Siqi Wang, Chao Liang, Yunfan Gao, Erxin Yu, Sen Li, Yushi Li, Jing Li, Haofen Wang
TL;DR
CitySeeker introduces the first large-scale benchmark for embodied urban navigation driven by implicit human needs, using 6,440 trajectories across 8 cities and 7 need categories to probe long-horizon reasoning and groundable visual search. The paper reveals significant gaps in current VLMs' ability to translate abstract intents into concrete, multi-step plans, and proposes a triad of human-inspired strategies—Backtracking, Cognitive-map Enrichment, and Memory-Based Retrieval (BCR)—to boost spatial intelligence. Through comprehensive evaluations of 27 models and extensive analyses of error modes and city biases, the work highlights both the limits of current systems and the potential of memory and structured spatial cues to improve last-mile navigation.
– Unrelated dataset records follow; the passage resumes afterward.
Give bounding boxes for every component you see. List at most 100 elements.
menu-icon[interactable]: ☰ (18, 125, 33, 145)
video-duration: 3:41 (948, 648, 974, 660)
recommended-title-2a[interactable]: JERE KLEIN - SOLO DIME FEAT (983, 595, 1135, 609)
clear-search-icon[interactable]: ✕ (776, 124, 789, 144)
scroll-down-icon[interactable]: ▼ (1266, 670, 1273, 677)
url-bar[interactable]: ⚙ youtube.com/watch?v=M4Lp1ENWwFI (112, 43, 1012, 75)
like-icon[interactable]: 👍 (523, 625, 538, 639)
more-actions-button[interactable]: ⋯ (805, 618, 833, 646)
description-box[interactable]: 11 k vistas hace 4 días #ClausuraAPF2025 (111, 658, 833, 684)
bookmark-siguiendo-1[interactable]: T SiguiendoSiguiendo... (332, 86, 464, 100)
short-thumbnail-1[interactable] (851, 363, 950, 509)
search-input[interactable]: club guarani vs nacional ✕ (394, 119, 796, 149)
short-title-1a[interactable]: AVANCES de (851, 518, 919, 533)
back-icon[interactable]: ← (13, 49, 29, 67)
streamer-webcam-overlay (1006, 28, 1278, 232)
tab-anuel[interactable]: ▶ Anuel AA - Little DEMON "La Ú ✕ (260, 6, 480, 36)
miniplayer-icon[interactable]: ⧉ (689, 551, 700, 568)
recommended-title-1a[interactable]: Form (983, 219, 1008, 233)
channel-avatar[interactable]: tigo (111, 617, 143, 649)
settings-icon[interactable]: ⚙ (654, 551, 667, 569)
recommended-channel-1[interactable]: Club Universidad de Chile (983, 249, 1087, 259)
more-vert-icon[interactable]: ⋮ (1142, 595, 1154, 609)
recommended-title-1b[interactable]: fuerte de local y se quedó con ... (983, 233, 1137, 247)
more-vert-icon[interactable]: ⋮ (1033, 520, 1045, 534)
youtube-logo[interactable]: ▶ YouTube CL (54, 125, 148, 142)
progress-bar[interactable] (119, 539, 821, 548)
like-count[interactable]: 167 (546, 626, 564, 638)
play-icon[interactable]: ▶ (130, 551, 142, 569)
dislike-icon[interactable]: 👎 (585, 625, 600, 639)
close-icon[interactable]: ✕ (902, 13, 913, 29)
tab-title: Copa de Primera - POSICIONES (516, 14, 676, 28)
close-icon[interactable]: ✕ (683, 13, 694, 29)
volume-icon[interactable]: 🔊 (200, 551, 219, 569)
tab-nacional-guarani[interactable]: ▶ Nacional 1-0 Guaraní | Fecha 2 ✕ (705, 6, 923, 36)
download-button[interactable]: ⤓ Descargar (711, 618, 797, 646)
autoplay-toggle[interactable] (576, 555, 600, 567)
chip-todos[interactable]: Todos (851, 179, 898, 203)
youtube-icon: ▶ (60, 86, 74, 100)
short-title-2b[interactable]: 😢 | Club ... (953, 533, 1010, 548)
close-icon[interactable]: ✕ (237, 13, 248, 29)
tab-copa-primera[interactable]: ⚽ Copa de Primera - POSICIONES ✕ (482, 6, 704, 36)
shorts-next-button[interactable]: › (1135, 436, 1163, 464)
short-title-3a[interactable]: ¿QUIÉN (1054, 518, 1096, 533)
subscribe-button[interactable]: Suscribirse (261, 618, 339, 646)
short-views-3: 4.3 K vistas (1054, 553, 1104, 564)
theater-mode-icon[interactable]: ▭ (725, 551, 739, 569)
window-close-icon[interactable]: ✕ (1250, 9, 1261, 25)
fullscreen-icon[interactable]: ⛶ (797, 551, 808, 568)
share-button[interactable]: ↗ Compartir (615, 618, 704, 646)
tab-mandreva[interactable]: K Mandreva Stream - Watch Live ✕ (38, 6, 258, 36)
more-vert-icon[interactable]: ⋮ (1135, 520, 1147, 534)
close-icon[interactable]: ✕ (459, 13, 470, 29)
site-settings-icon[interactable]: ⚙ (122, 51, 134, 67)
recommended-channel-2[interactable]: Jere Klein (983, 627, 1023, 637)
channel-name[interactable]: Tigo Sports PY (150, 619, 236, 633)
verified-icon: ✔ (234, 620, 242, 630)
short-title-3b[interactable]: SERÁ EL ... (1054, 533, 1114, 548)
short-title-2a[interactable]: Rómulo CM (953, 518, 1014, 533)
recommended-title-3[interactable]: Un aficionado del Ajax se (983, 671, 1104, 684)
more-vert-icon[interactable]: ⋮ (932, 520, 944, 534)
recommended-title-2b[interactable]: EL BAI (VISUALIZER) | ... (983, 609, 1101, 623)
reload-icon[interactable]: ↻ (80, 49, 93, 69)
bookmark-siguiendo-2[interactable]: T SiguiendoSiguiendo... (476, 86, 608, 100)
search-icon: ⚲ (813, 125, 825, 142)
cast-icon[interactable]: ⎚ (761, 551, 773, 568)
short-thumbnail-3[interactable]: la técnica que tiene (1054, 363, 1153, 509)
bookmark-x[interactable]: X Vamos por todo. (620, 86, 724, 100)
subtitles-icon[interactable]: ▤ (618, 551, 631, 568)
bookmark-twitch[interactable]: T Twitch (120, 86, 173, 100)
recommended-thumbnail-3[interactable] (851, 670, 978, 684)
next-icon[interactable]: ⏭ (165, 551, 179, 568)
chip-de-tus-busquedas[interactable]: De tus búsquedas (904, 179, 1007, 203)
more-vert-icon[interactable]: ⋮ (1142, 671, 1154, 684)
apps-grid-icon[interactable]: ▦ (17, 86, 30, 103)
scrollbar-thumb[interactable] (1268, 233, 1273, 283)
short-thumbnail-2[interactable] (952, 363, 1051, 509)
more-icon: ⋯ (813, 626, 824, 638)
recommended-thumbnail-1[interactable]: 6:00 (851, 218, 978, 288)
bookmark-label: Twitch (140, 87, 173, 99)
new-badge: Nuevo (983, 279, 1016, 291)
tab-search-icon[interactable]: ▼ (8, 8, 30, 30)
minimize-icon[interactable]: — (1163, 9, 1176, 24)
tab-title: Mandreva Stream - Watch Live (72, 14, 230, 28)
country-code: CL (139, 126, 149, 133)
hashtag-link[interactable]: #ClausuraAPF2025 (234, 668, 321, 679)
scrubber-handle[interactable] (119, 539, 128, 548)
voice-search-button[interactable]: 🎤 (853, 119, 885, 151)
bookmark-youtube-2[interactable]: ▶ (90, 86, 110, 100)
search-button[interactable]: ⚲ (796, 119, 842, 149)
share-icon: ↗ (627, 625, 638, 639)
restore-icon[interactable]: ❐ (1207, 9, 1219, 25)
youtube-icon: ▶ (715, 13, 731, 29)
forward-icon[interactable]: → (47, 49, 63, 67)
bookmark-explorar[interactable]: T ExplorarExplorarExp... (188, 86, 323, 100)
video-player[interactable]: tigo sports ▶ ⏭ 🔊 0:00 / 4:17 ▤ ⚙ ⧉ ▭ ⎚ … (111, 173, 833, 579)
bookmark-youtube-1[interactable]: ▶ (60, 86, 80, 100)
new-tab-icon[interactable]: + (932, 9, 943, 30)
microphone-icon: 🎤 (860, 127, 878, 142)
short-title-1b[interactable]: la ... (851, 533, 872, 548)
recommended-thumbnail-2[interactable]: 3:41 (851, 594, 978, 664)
The findings offer a concrete roadmap for building spatially aware, memory-informed VLMs capable of robustly addressing implicit needs in dynamic urban environments.
Abstract
Vision-Language Models (VLMs) have made significant progress in explicit instruction-based navigation; however, their ability to interpret implicit human needs (e.g., "I am thirsty") in dynamic urban environments remains underexplored. This paper introduces CitySeeker, a novel benchmark designed to assess VLMs' spatial reasoning and decision-making capabilities for exploring embodied urban navigation to address implicit needs. CitySeeker includes 6,440 trajectories across 8 cities, capturing diverse visual characteristics and implicit needs in 7 goal-driven scenarios. Extensive experiments reveal that even top-performing models (e.g., Qwen2.5-VL-32B-Instruct) achieve only 21.1% task completion. We find key bottlenecks in error accumulation in long-horizon reasoning, inadequate spatial cognition, and deficient experiential recall. To further analyze them, we investigate a series of exploratory strategies-Backtracking Mechanisms, Enriching Spatial Cognition, and Memory-Based Retrieval (BCR), inspired by human cognitive mapping's emphasis on iterative observation-reasoning cycles and adaptive path optimization. Our analysis provides actionable insights for developing VLMs with robust spatial intelligence required for tackling "last-mile" navigation challenges.